Gene Study Sheds Light on Pregnant Women Who Smoke

KAIMUKI (KHNL) -- University of Hawaii doctors have identified a gene that appears to protect women from getting addicted to nicotine.

There's hope that the finding could help pregnant women who are desperately trying to quit smoking.

It can be an addiction so severe that some women can't stop smoking, even for their babies.

"I mean, I try not to smoke but I can't help myself," said Sally Tagaolo of Waipahu.

Tagaolo is expecting her fourth child. She says she doesn't want her baby to inherit the same health problems as her three sons. Two have asthma, and her oldest?

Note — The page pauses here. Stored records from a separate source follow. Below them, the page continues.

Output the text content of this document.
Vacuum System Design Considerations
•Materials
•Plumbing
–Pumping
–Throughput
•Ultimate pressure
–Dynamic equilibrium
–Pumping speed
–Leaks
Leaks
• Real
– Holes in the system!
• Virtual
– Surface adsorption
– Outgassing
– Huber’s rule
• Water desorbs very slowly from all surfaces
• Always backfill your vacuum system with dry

"As I was getting into my third semester I started smoking four packs a day. By the time I gave birth he had a heart murmur," Tagaolo said.

Tagaolo is one of Dr. Tricia Wright's patients seeking help at the Psychological Avenues To Health (PATH) clinic in Kaimuki, a place that treats women with various addictions. Dr. Wright says 8% of pregnant women in Hawaii smoke.

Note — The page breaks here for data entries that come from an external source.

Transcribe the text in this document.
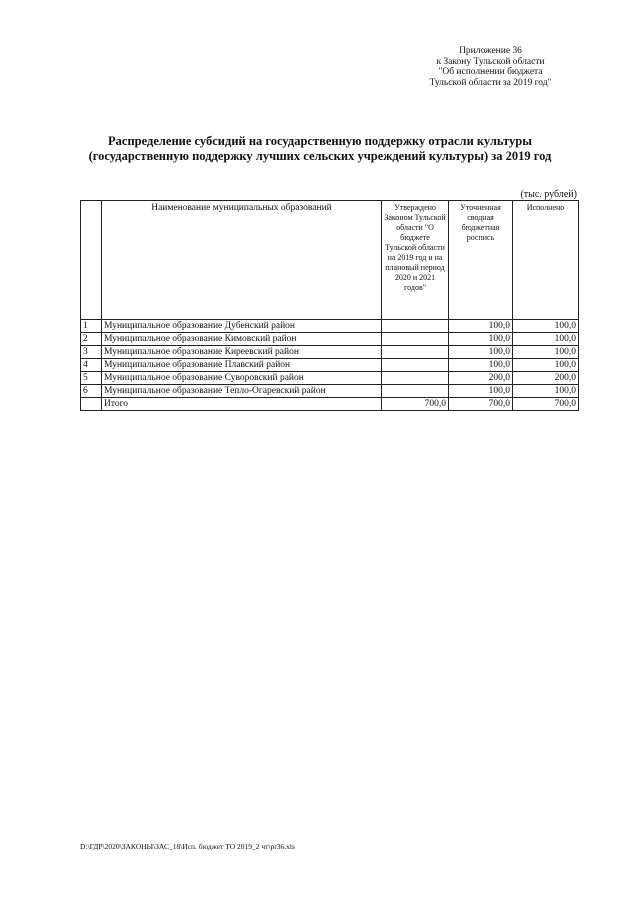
Приложение 36
к Закону Тульской области
"Об исполнении бюджета
Тульской области за 2019 год"
Распределение субсидий на государственную поддержку отрасли культуры
(государственную поддержку лучших сельских учреждений культуры) за 2019 год
(тыс. рублей)
	Наименование муниципальных образований	Утверждено Законом Тульской области "О бюджете Тульской области на 2019 год и на плановый период 2020 и 2021 годов"	Уточненная сводная бюджетная роспись	Исполнено
1	Муниципальное образование Дубенский район		100,0	100,0
2	Муниципальное образование Кимовский район		100,0	100,0
3	Муниципальное образование Киреевский район		100,0	100,0
4	Муниципальное образование Плавский район		100,0	100,0
5	Муниципальное образование Суворовский район		200,0	200,0
6	Муниципальное образование Тепло-Огаревский район		100,0	100,0
	Итого	700,0	700,0	700,0
D:\ГДР\2020\ЗАКОНЫ\ЗАС_18\Исп. бюджет ТО 2019_2 чт\pr36.xls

"Especially if you get out to the Leeward coast, 40% of women smoke during their third trimester despite all of the interventions and education that we're doing," said Dr. Wright, Assistant Professor at UH Manoa John A. Burns School of Medicine (JABSOM).

Dr. Wright says genes could be partly to blame.

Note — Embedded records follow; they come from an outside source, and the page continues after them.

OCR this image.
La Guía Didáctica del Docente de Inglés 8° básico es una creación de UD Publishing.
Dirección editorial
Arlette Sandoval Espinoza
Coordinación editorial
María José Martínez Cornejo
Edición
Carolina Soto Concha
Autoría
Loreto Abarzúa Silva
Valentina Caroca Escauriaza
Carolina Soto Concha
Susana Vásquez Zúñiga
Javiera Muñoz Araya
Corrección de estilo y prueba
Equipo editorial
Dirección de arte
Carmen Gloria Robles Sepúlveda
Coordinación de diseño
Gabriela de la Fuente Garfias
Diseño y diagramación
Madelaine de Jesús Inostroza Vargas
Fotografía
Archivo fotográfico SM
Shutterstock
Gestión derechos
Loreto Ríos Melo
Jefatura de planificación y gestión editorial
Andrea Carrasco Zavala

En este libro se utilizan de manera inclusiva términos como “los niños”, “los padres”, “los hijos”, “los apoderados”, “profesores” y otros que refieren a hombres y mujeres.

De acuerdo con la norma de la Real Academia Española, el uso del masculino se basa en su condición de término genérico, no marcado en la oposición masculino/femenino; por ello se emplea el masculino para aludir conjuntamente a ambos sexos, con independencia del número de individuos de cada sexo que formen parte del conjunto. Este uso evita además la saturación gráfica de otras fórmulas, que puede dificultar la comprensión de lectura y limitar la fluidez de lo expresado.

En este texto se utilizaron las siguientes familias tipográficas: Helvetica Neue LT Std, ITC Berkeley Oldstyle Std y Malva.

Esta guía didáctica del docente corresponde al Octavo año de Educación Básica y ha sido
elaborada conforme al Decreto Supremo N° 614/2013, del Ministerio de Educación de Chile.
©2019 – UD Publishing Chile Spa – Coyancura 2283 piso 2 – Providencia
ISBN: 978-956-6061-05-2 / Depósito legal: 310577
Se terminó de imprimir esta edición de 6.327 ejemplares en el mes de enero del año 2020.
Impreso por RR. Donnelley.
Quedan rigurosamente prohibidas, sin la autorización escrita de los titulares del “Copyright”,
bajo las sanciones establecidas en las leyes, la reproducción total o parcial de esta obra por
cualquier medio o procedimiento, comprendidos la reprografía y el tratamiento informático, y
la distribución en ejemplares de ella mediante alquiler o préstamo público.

She studied pregnant women, 71 who smoke, 137 who don't, and found an altered gene linked with smoking. She says women who have this particular gene are less likely to get addicted.

"50% less likely to smoke, so it may be protective against severe addiction." said Dr. Wright.

The findings could pave the way for custom-made medicine based on a woman's genes. It's a breakthrough that could help expecting moms like Tagaolo breathe easier.

Dr. Wright recently presented her study to a national conference of maternal fetal medicine specialists. She conducted the research with Dr. Ken Ward, also of JABSOM. The National Institutes of Health funded their study through a grant.